At last, Parker lowered his gaze and clicked the mouse to resume the playback. Torquil’s desperate gasps and murmurs filled the room again, eclipsing all other considerations.

‘They say … you go to the cops … they kill me. You call in the FBI … they kill me. You delay … or try to double-cross them … or don’t do exactly as they say … they kill me, and you won’t never find my b-body. Please – Mom … Dad – I’m sorry. I … just do what they want, OK?’

For the first time, I thought I saw Nicola Eisenberg close her eyes briefly.

The picture faded out to black, and the sound of Torquil’s laboured breathing died away, replaced by an electronically synthesised voice.

‘Listen very carefully, Mr Eisenberg. The price for returning your son intact is that fancy string of beads your wife flashes in public every chance she gets, to be delivered to a location of our choosing. You have until six-thirty tomorrow morning to make the arrangements. If you fail to comply, or involve the cops, you will start receiving body parts in the mail. There will be no negotiation and no second chances.’ There was a pause, then the cold mechanical voice added with a distinct sneer, ‘Oh, and one more thing – tell the Willners’ little bitch of a bodyguard she makes the ransom drop. Nobody else. We’ll be in touch.’

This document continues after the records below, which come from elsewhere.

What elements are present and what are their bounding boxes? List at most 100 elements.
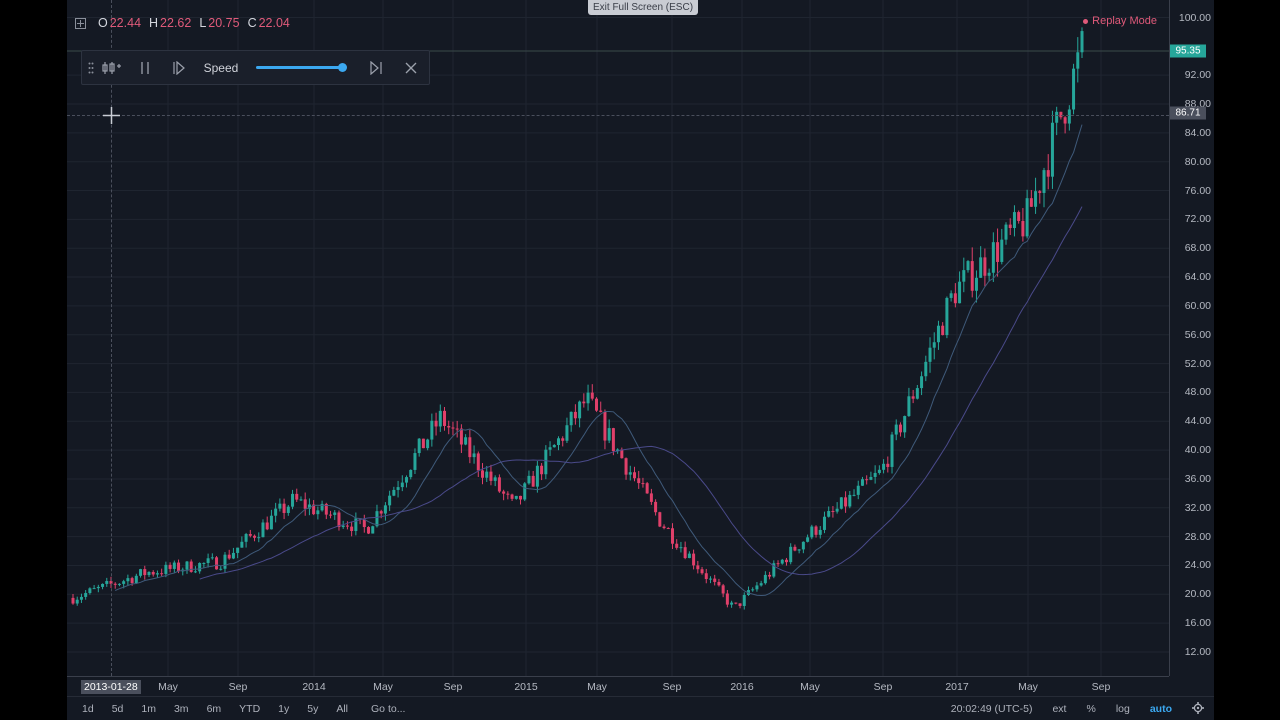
candle-body	[949, 293, 953, 298]
range-button-1y[interactable]: 1y	[278, 702, 290, 715]
log-scale-toggle[interactable]: log	[1115, 703, 1130, 715]
range-button-1d[interactable]: 1d	[82, 702, 94, 715]
candle-body	[713, 578, 717, 582]
candle-body	[924, 361, 928, 377]
exit-fullscreen-button[interactable]: Exit Full Screen (ESC)	[588, 0, 699, 15]
replay-toolbar: Speed	[81, 50, 430, 85]
select-bar-icon[interactable]	[98, 50, 127, 85]
candle-body	[780, 559, 784, 564]
close-value: 22.04	[258, 16, 290, 30]
candle-body	[755, 585, 759, 590]
candle-body	[354, 518, 358, 532]
open-value: 22.44	[109, 16, 142, 30]
drag-handle-icon[interactable]	[84, 50, 98, 85]
jump-to-end-icon	[370, 60, 382, 75]
candle-body	[544, 449, 548, 475]
candle-body	[586, 392, 590, 404]
candle-body	[734, 602, 738, 604]
candle-body	[814, 526, 818, 535]
current-price-tag: 95.35	[1170, 44, 1206, 58]
candle-body	[996, 242, 1000, 262]
candle-body	[789, 546, 793, 563]
speed-slider[interactable]	[256, 63, 347, 72]
chart-window: 100.00 92.00 88.00 84.00 80.00 76.00 72.00 68.0…	[67, 0, 1214, 720]
auto-scale-toggle[interactable]: auto	[1149, 703, 1172, 715]
candle-body	[379, 511, 383, 514]
price-tick-label: 68.00	[1184, 242, 1211, 255]
price-tick-label: 76.00	[1184, 184, 1211, 197]
extended-hours-toggle[interactable]: ext	[1052, 703, 1067, 715]
pause-button[interactable]	[127, 50, 162, 85]
jump-to-end-button[interactable]	[359, 50, 394, 85]
candle-body	[700, 569, 704, 574]
price-tick-label: 72.00	[1184, 213, 1211, 226]
price-axis[interactable]: 100.00 92.00 88.00 84.00 80.00 76.00 72.00 68.0…	[1169, 0, 1214, 676]
range-button-ytd[interactable]: YTD	[239, 702, 261, 715]
moving-average-slow-line	[199, 206, 1083, 580]
range-button-3m[interactable]: 3m	[173, 702, 189, 715]
candle-body	[801, 541, 805, 550]
candle-body	[405, 477, 409, 483]
price-tick-label: 32.00	[1184, 501, 1211, 514]
candle-body	[725, 593, 729, 605]
candle-body	[730, 602, 734, 605]
candle-body	[890, 434, 894, 467]
candle-body	[278, 503, 282, 509]
bottom-right-controls: 20:02:49 (UTC-5) ext % log auto	[941, 697, 1214, 720]
range-button-6m[interactable]: 6m	[206, 702, 222, 715]
candle-body	[481, 470, 485, 478]
range-button-5y[interactable]: 5y	[307, 702, 319, 715]
candle-body	[1038, 191, 1042, 193]
candle-body	[236, 547, 240, 553]
candle-body	[1080, 31, 1084, 53]
candle-body	[1042, 170, 1046, 193]
candle-body	[291, 493, 295, 507]
candle-body	[155, 573, 159, 575]
range-button-1m[interactable]: 1m	[141, 702, 156, 715]
candle-body	[1072, 68, 1076, 110]
candle-body	[1021, 220, 1025, 237]
range-button-5d[interactable]: 5d	[111, 702, 124, 715]
candle-body	[122, 581, 126, 584]
candle-body	[383, 505, 387, 514]
candle-body	[75, 599, 79, 604]
price-tick-label: 64.00	[1184, 271, 1211, 284]
candle-body	[126, 578, 130, 582]
candle-body	[244, 534, 248, 542]
price-plot[interactable]	[67, 0, 1169, 676]
candle-body	[375, 511, 379, 527]
candle-body	[502, 491, 506, 494]
time-tick-label: Sep	[662, 681, 682, 693]
goto-date-button[interactable]: Go to...	[371, 702, 406, 715]
candle-body	[134, 575, 138, 584]
candle-body	[223, 554, 227, 569]
candle-body	[350, 526, 354, 532]
candle-body	[928, 347, 932, 362]
candle-body	[869, 476, 873, 480]
speed-slider-knob[interactable]	[337, 63, 347, 72]
crosshair-price-tag: 86.71	[1170, 106, 1206, 120]
candle-body	[202, 562, 206, 564]
candle-body	[810, 526, 814, 538]
time-tick-label: May	[1018, 681, 1038, 693]
candle-body	[193, 571, 197, 573]
candle-body	[430, 420, 434, 440]
moving-average-fast-line	[115, 124, 1083, 597]
range-button-all[interactable]: All	[336, 702, 349, 715]
candle-body	[907, 396, 911, 417]
candle-body	[409, 469, 413, 478]
candle-body	[561, 438, 565, 441]
percent-scale-toggle[interactable]: %	[1086, 703, 1096, 715]
candle-body	[257, 537, 261, 539]
step-forward-button[interactable]	[162, 50, 195, 85]
add-indicator-icon[interactable]	[75, 17, 86, 29]
candle-body	[717, 581, 721, 586]
crosshair-vertical-line	[111, 0, 112, 676]
price-tick-label: 12.00	[1184, 645, 1211, 658]
candle-body	[979, 257, 983, 278]
close-replay-button[interactable]	[394, 50, 429, 85]
time-axis[interactable]: 2013-01-28 May Sep 2014 May Sep 2015 May Sep 201…	[67, 676, 1169, 696]
candle-body	[877, 469, 881, 473]
price-tick-label: 44.00	[1184, 415, 1211, 428]
settings-gear-icon[interactable]	[1182, 701, 1214, 717]
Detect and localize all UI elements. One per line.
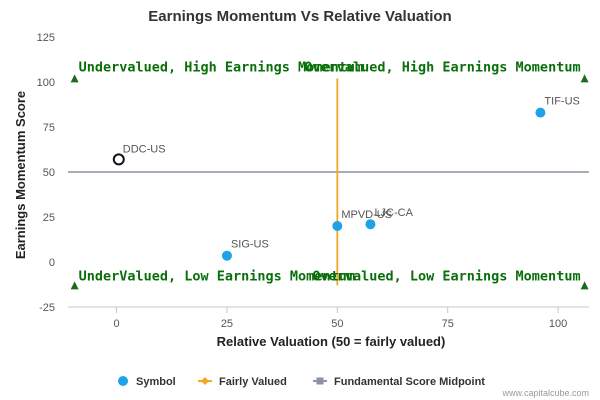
data-point-label: LJC-CA: [374, 207, 413, 219]
chart-title: Earnings Momentum Vs Relative Valuation: [148, 8, 451, 25]
legend-diamond-icon: [201, 377, 209, 385]
quadrant-label-top-left: Undervalued, High Earnings Momentum: [79, 59, 363, 75]
y-tick-label: -25: [39, 302, 55, 314]
triangle-marker: [580, 74, 589, 83]
legend-item: Fairly Valued: [198, 376, 287, 388]
quadrant-label-top-right: Overvalued, High Earnings Momentum: [304, 59, 580, 75]
data-point-label: SIG-US: [231, 239, 269, 251]
x-tick-label: 75: [442, 318, 454, 330]
data-point-label: DDC-US: [123, 143, 166, 155]
data-point: [112, 153, 125, 166]
data-point-label: TIF-US: [544, 96, 579, 108]
triangle-marker: [70, 74, 79, 83]
y-tick-label: 25: [43, 212, 55, 224]
data-point: [365, 219, 376, 230]
legend-symbol-icon: [118, 376, 128, 386]
x-tick-label: 100: [549, 318, 567, 330]
data-point: [221, 250, 232, 261]
legend-label: Symbol: [136, 376, 176, 388]
credit-text: www.capitalcube.com: [501, 388, 589, 398]
data-point: [332, 221, 343, 231]
legend: Symbol Fairly Valued Fundamental Score Mid…: [118, 376, 485, 388]
legend-item: Fundamental Score Midpoint: [313, 376, 485, 388]
x-axis-title: Relative Valuation (50 = fairly valued): [217, 334, 446, 349]
legend-square-icon: [316, 377, 324, 385]
x-tick-label: 50: [331, 318, 343, 330]
triangle-marker: [70, 281, 79, 290]
data-point: [535, 107, 546, 118]
quadrant-label-bottom-right: Overvalued, Low Earnings Momentum: [312, 268, 580, 284]
y-tick-label: 50: [43, 167, 55, 179]
y-axis-title: Earnings Momentum Score: [13, 91, 28, 259]
y-tick-label: 100: [37, 77, 55, 89]
legend-item: Symbol: [118, 376, 176, 388]
y-tick-label: 125: [37, 32, 55, 44]
x-tick-label: 25: [221, 318, 233, 330]
triangle-marker: [580, 281, 589, 290]
legend-label: Fundamental Score Midpoint: [334, 376, 485, 388]
plot-area: 0 25 50 75 100 -25 0 25 50 75 100 125 Undervalued, H…: [37, 32, 589, 330]
quadrant-label-bottom-left: UnderValued, Low Earnings Momentum: [79, 268, 355, 284]
legend-label: Fairly Valued: [219, 376, 287, 388]
data-point-label: MPVD-US: [341, 209, 392, 221]
y-tick-label: 75: [43, 122, 55, 134]
y-tick-label: 0: [49, 257, 55, 269]
x-tick-label: 0: [114, 318, 120, 330]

I let out a long breath, slowly enough for it not to be audible. Nevertheless, Parker shot me a fast glance.

No!

What other options are there?

The clip had ended with the usual invitation from the software for a replay. We would replay it, I knew, over and over, looking for anything to suggest identity or location, but I didn’t think any of us were ready for that quite yet.

‘OK.’ I shrugged. ‘I’ll make the drop.’

Eisenberg’s chief lawyer brightened at the prospect of a third party to shed some blame onto. Parker held up a hand that cut him off more successfully than any high court judge.

‘Mr Eisenberg, just so’s we’re clear on this, what exactly is it you expect from us?’

Eisenberg made a gesture of tempered impatience. It was, no doubt, a question he himself would have asked, if the positions had been reversed. ‘It’s simple – all we want is for Miss Fox to deliver the ransom.’ He gave us both a bleak stare. ‘I’ll pay her what I have to, naturally.’

‘Let’s not get ahead of ourselves here,’ Parker said quickly, before I could chuck that one back in Eisenberg’s face. ‘How do you intend to handle this demand? Do you mean to negotiate?’

That got our first reaction from Nicola Eisenberg. She gave an explosive snort and threw up her hands, glaring at the entourage as if they’d forcibly gagged her up to that point.

‘Negotiate?’ she demanded. ‘You saw what was on that disk! You heard! You tell me, Mr Armstrong, if it was your son, how exactly would you plan to negotiate?’